Cardiovascular Research Centre, Department of Cardiology, Royal Adelaide Hospital, Adelaide, Australia.
Heart Rhythm. 2010 Sep;7(9):1178-83. doi: 10.1016/j.hrthm.2010.01.042. Epub 2010 Feb 4.
Atrial fibrillation (AF) is associated with an increased risk of thrombus formation in the left but not the right atrium. The mechanisms underlying this differential effect on the atria are unknown.
The purpose of this study was to examine whether atrial-specific differences in platelet activation are present in patients with AF.
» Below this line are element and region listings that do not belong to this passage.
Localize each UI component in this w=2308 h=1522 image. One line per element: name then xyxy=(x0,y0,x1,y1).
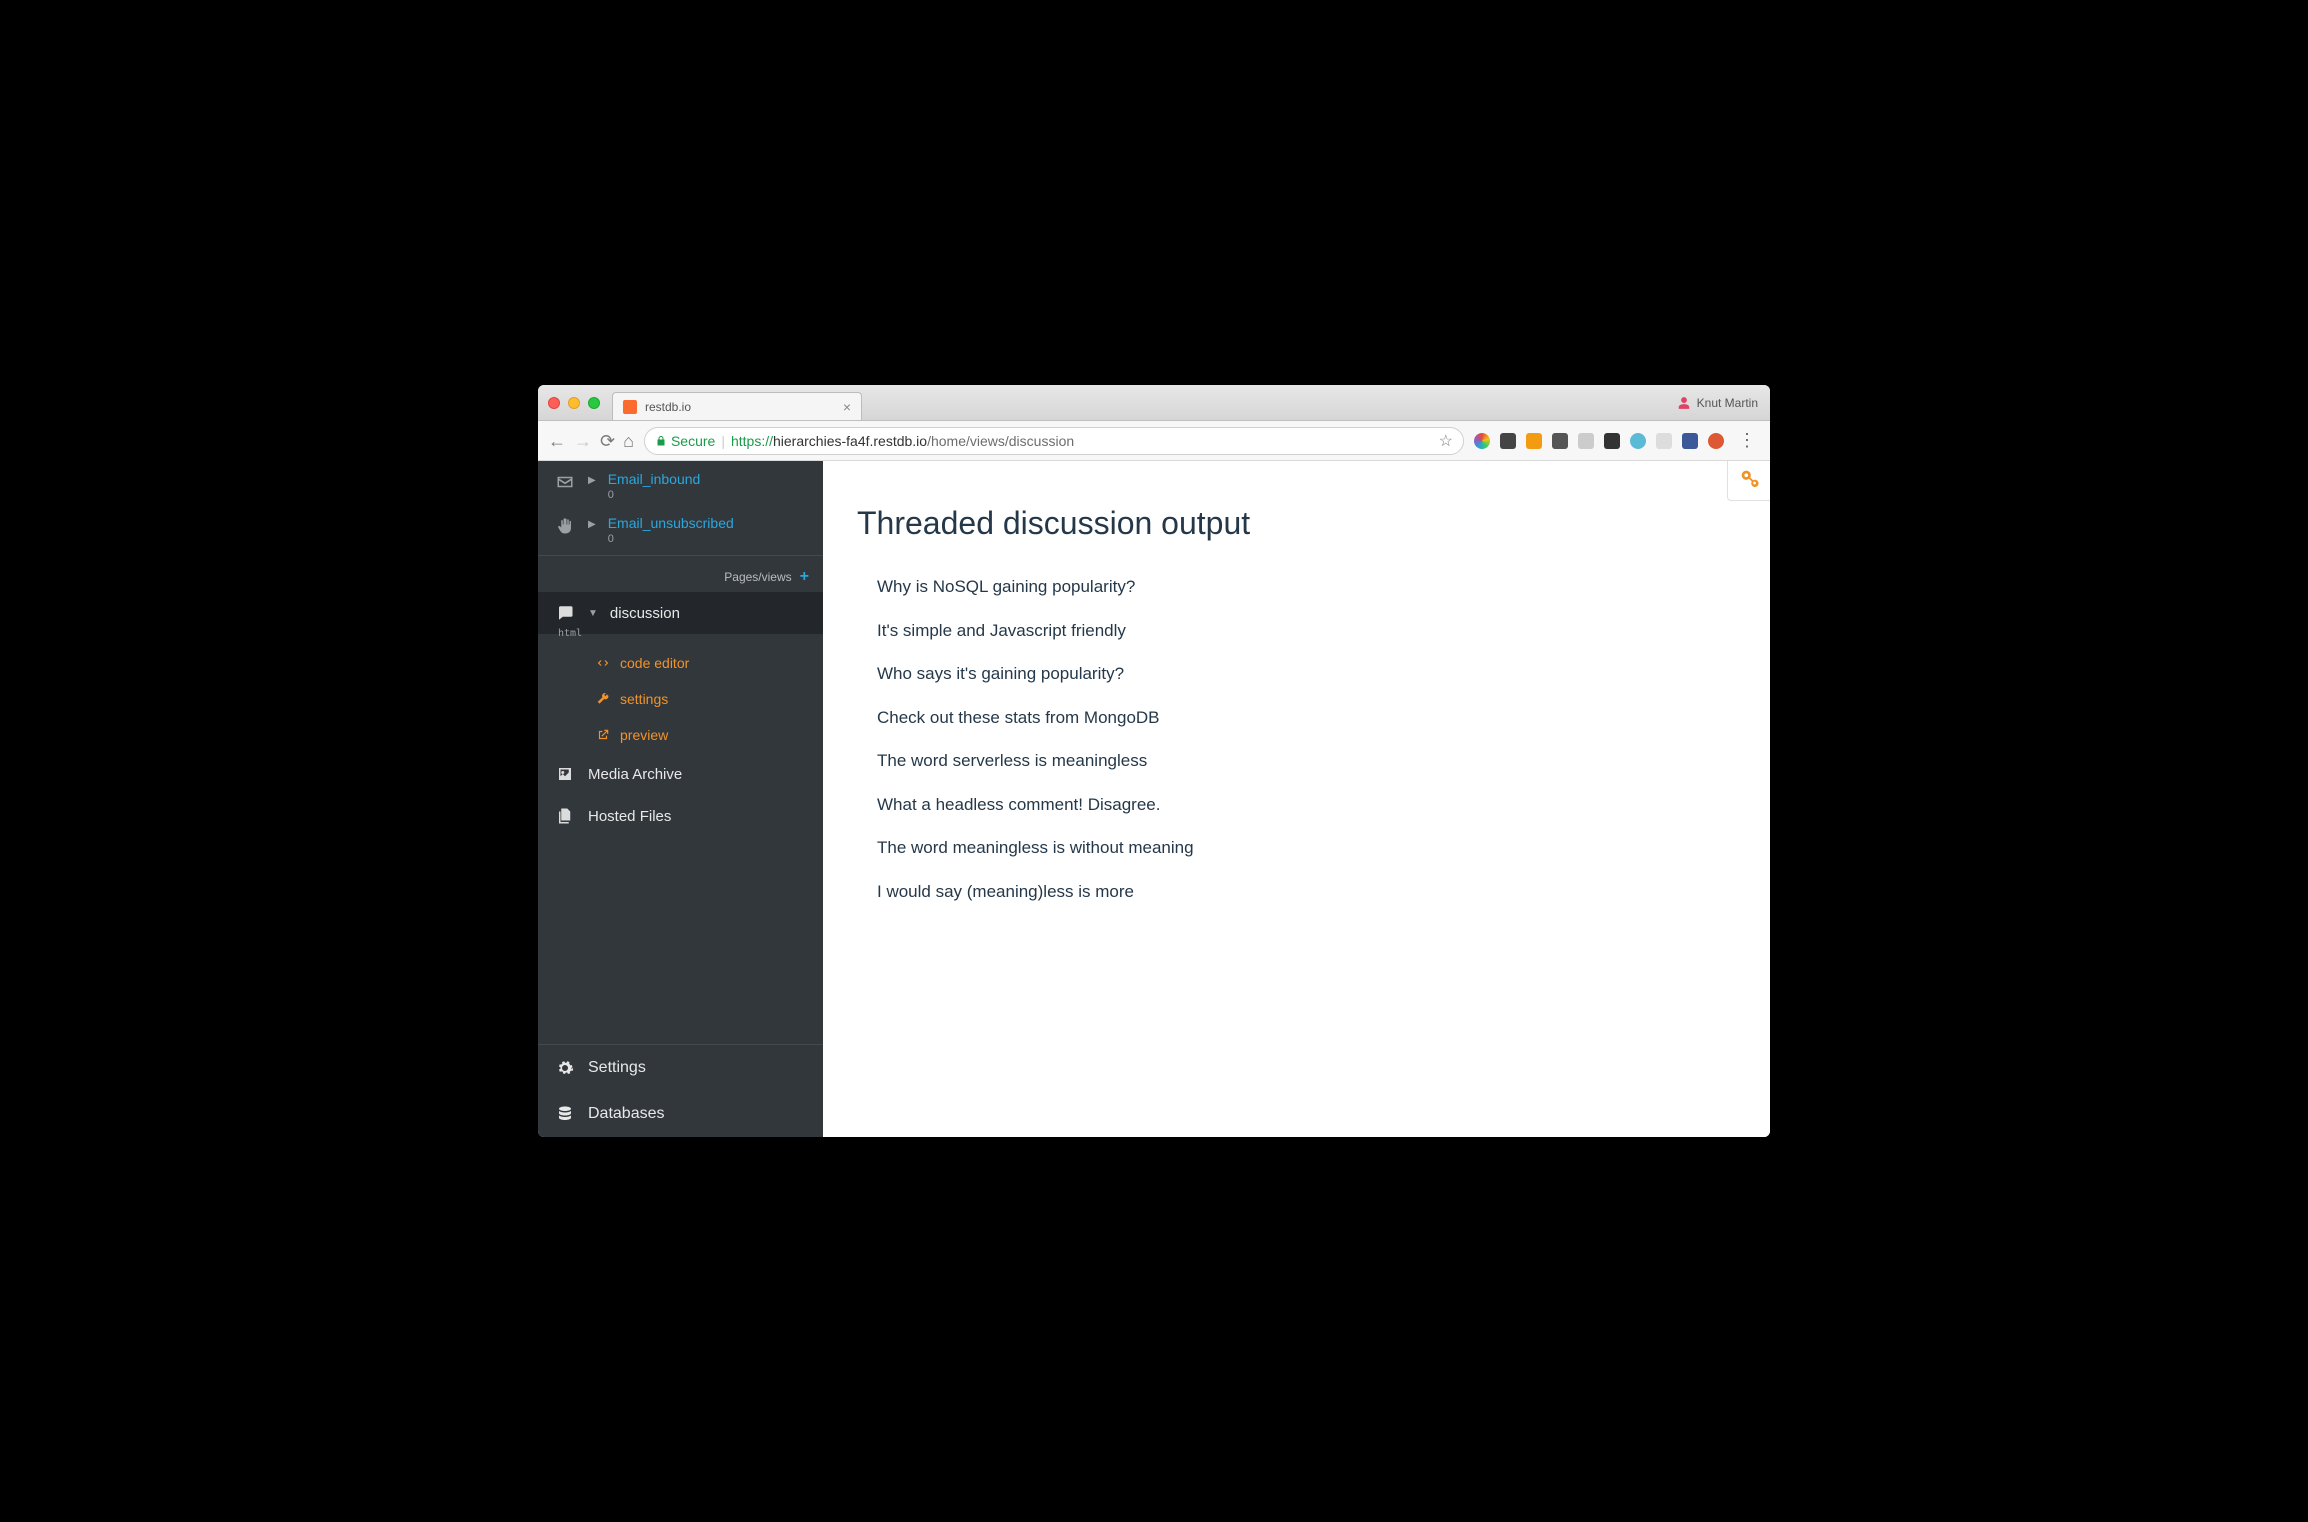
page-settings-button[interactable] xyxy=(1727,461,1770,501)
sidebar-item-hosted-files[interactable]: Hosted Files xyxy=(538,795,823,837)
subnav-label: settings xyxy=(620,691,668,707)
subnav-code-editor[interactable]: code editor xyxy=(538,645,823,681)
extension-icon[interactable] xyxy=(1474,433,1490,449)
main-content: Threaded discussion output Why is NoSQL … xyxy=(823,461,1770,1137)
sidebar-item-media-archive[interactable]: Media Archive xyxy=(538,753,823,795)
traffic-lights xyxy=(548,397,600,409)
chevron-down-icon: ▼ xyxy=(588,608,598,619)
thread-node: The word meaningless is without meaning xyxy=(877,825,1736,869)
subnav-settings[interactable]: settings xyxy=(538,681,823,717)
extension-icon[interactable] xyxy=(1630,433,1646,449)
subnav-label: preview xyxy=(620,727,668,743)
window-titlebar: restdb.io × Knut Martin xyxy=(538,385,1770,421)
thread-node: Check out these stats from MongoDB xyxy=(877,695,1736,739)
database-icon xyxy=(554,1105,576,1123)
caret-right-icon: ▶ xyxy=(588,515,596,530)
extension-icons: ⋮ xyxy=(1474,430,1760,451)
divider xyxy=(538,555,823,556)
sidebar: ▶ Email_inbound 0 ▶ Email_unsubscribed 0… xyxy=(538,461,823,1137)
extension-icon[interactable] xyxy=(1526,433,1542,449)
collection-row[interactable]: ▶ Email_inbound 0 xyxy=(538,461,823,505)
thread-node: Why is NoSQL gaining popularity? xyxy=(877,564,1736,608)
view-type-badge: html xyxy=(538,628,823,645)
hand-icon xyxy=(554,515,576,535)
page-title: Threaded discussion output xyxy=(823,461,1770,564)
url-path: /home/views/discussion xyxy=(927,433,1074,449)
secure-label: Secure xyxy=(671,433,715,449)
extension-icon[interactable] xyxy=(1552,433,1568,449)
collection-count: 0 xyxy=(608,489,807,501)
reload-button[interactable]: ⟳ xyxy=(600,432,615,450)
tab-title: restdb.io xyxy=(645,400,691,414)
url-protocol: https:// xyxy=(731,433,773,449)
sidebar-item-label: Hosted Files xyxy=(588,808,671,825)
bookmark-star-icon[interactable]: ☆ xyxy=(1439,431,1453,451)
browser-toolbar: ← → ⟳ ⌂ Secure | https://hierarchies-fa4… xyxy=(538,421,1770,461)
extension-icon[interactable] xyxy=(1708,433,1724,449)
favicon-icon xyxy=(623,400,637,414)
extension-icon[interactable] xyxy=(1500,433,1516,449)
thread-node: Who says it's gaining popularity? xyxy=(877,651,1736,695)
collection-name: Email_unsubscribed xyxy=(608,515,807,531)
home-button[interactable]: ⌂ xyxy=(623,432,634,450)
add-view-button[interactable]: + xyxy=(800,568,809,586)
browser-menu-button[interactable]: ⋮ xyxy=(1734,430,1760,451)
sidebar-footer: Settings Databases xyxy=(538,1044,823,1137)
nav-buttons: ← → ⟳ ⌂ xyxy=(548,432,634,450)
content-area: ▶ Email_inbound 0 ▶ Email_unsubscribed 0… xyxy=(538,461,1770,1137)
window-zoom-button[interactable] xyxy=(588,397,600,409)
lock-icon xyxy=(655,435,667,447)
tab-strip: restdb.io × xyxy=(612,385,1760,420)
subnav-preview[interactable]: preview xyxy=(538,717,823,753)
files-icon xyxy=(554,807,576,825)
browser-tab[interactable]: restdb.io × xyxy=(612,392,862,420)
sidebar-item-settings[interactable]: Settings xyxy=(538,1045,823,1091)
window-minimize-button[interactable] xyxy=(568,397,580,409)
extension-icon[interactable] xyxy=(1682,433,1698,449)
extension-icon[interactable] xyxy=(1578,433,1594,449)
mail-icon xyxy=(554,471,576,491)
address-bar[interactable]: Secure | https://hierarchies-fa4f.restdb… xyxy=(644,427,1464,455)
url-host: hierarchies-fa4f.restdb.io xyxy=(773,433,927,449)
caret-right-icon: ▶ xyxy=(588,471,596,486)
gear-icon xyxy=(554,1059,576,1077)
thread-node: It's simple and Javascript friendly xyxy=(877,608,1736,652)
browser-window: restdb.io × Knut Martin ← → ⟳ ⌂ Secure |… xyxy=(538,385,1770,1137)
pages-views-label: Pages/views xyxy=(724,570,791,584)
sidebar-item-databases[interactable]: Databases xyxy=(538,1091,823,1137)
collection-count: 0 xyxy=(608,533,807,545)
collection-row[interactable]: ▶ Email_unsubscribed 0 xyxy=(538,505,823,549)
thread-node: The word serverless is meaningless xyxy=(877,738,1736,782)
extension-icon[interactable] xyxy=(1604,433,1620,449)
wrench-icon xyxy=(596,692,610,706)
forward-button[interactable]: → xyxy=(574,432,592,450)
collection-name: Email_inbound xyxy=(608,471,807,487)
window-close-button[interactable] xyxy=(548,397,560,409)
sidebar-item-label: Databases xyxy=(588,1105,665,1123)
tab-close-button[interactable]: × xyxy=(843,399,851,415)
image-icon xyxy=(554,765,576,783)
thread-node: I would say (meaning)less is more xyxy=(877,869,1736,913)
sidebar-item-label: discussion xyxy=(610,605,680,622)
code-icon xyxy=(596,656,610,670)
extension-icon[interactable] xyxy=(1656,433,1672,449)
sidebar-item-label: Media Archive xyxy=(588,766,682,783)
external-link-icon xyxy=(596,728,610,742)
subnav-label: code editor xyxy=(620,655,689,671)
gears-icon xyxy=(1738,467,1760,489)
back-button[interactable]: ← xyxy=(548,432,566,450)
sidebar-item-label: Settings xyxy=(588,1059,646,1077)
profile-icon xyxy=(1677,396,1691,410)
chat-icon xyxy=(554,604,576,622)
profile-indicator[interactable]: Knut Martin xyxy=(1677,385,1758,421)
thread-node: What a headless comment! Disagree. xyxy=(877,782,1736,826)
thread-container: Why is NoSQL gaining popularity?It's sim… xyxy=(823,564,1770,942)
pages-views-header: Pages/views + xyxy=(538,562,823,592)
profile-name: Knut Martin xyxy=(1697,396,1758,410)
secure-indicator: Secure xyxy=(655,433,715,449)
Nineteen patients (13 men and 6 women; age 60 +/- 2 years) with AF undergoing ablation in sinus rhythm were studied. Blood samples from the left atrium, right atrium, and femoral vein were obtained at the start of the procedure and analyzed by whole-blood flow cytometry for expression of platelet P-selectin (CD62P), vitronectin receptor (CD51/61), and active glycoprotein IIb/IIIa receptor (PAC-1). Platelet aggregation was evaluated using adenosine diphosphate (ADP)-induced whole-blood impedance aggregometry. Seven patients with left-sided accessory pathway also were studies as a reference group for the effect of transseptal puncture on platelet reactivity.
Platelet P-selectin levels were significantly elevated in the left atrium compared to the right atrium (10.2% +/- 2.5% vs 8.6% +/- 2.3%, P <.05). CD51/61 and PAC-1 levels did not differ between sampling sites. ADP-induced platelet aggregation was significantly higher in the left atrium compared to the right atrium and femoral vein (P <.05 for both). Platelet P-selectin levels and ADP-induced platelet aggregation did not differ between sampling site in the reference group.
In patients with AF, left atrial platelet reactivity is increased compared to the right atria and peripheral circulation. The study data suggest that the presence of chamber-specific platelet activation may explain, in part, the propensity for left atrial thrombus formation in patients with AF.
心房颤动(AF)与左心房而非右心房血栓形成的风险增加有关。导致这种对心房的差异影响的机制尚不清楚。
本研究旨在检查 AF 患者是否存在心房特异性血小板激活差异。
研究了 19 名在窦性心律下接受消融术的 AF 患者(男 13 名,女 6 名;年龄 60±2 岁)。在手术开始时从左心房、右心房和股静脉采集血液样本,并通过全血流式细胞术分析血小板 P-选择素(CD62P)、玻连蛋白受体(CD51/61)和活性糖蛋白 IIb/IIIa 受体(PAC-1)的表达。使用二磷酸腺苷(ADP)诱导的全血阻抗聚集测定法评估血小板聚集。还对 7 名具有左侧附加旁路的患者进行了研究,作为经房间隔穿刺对血小板反应性影响的参考组。
与右心房相比,左心房的血小板 P-选择素水平显着升高(10.2%±2.5%对 8.6%±2.3%,P<.05)。采样部位之间 CD51/61 和 PAC-1 水平无差异。与右心房和股静脉相比,左心房 ADP 诱导的血小板聚集显着增加(两者均 P<.05)。在参考组中,采样部位之间的血小板 P-选择素水平和 ADP 诱导的血小板聚集没有差异。
在 AF 患者中,与右心房和外周循环相比,左心房血小板反应性增加。研究数据表明,腔室特异性血小板激活的存在可能部分解释了 AF 患者左心房血栓形成的倾向。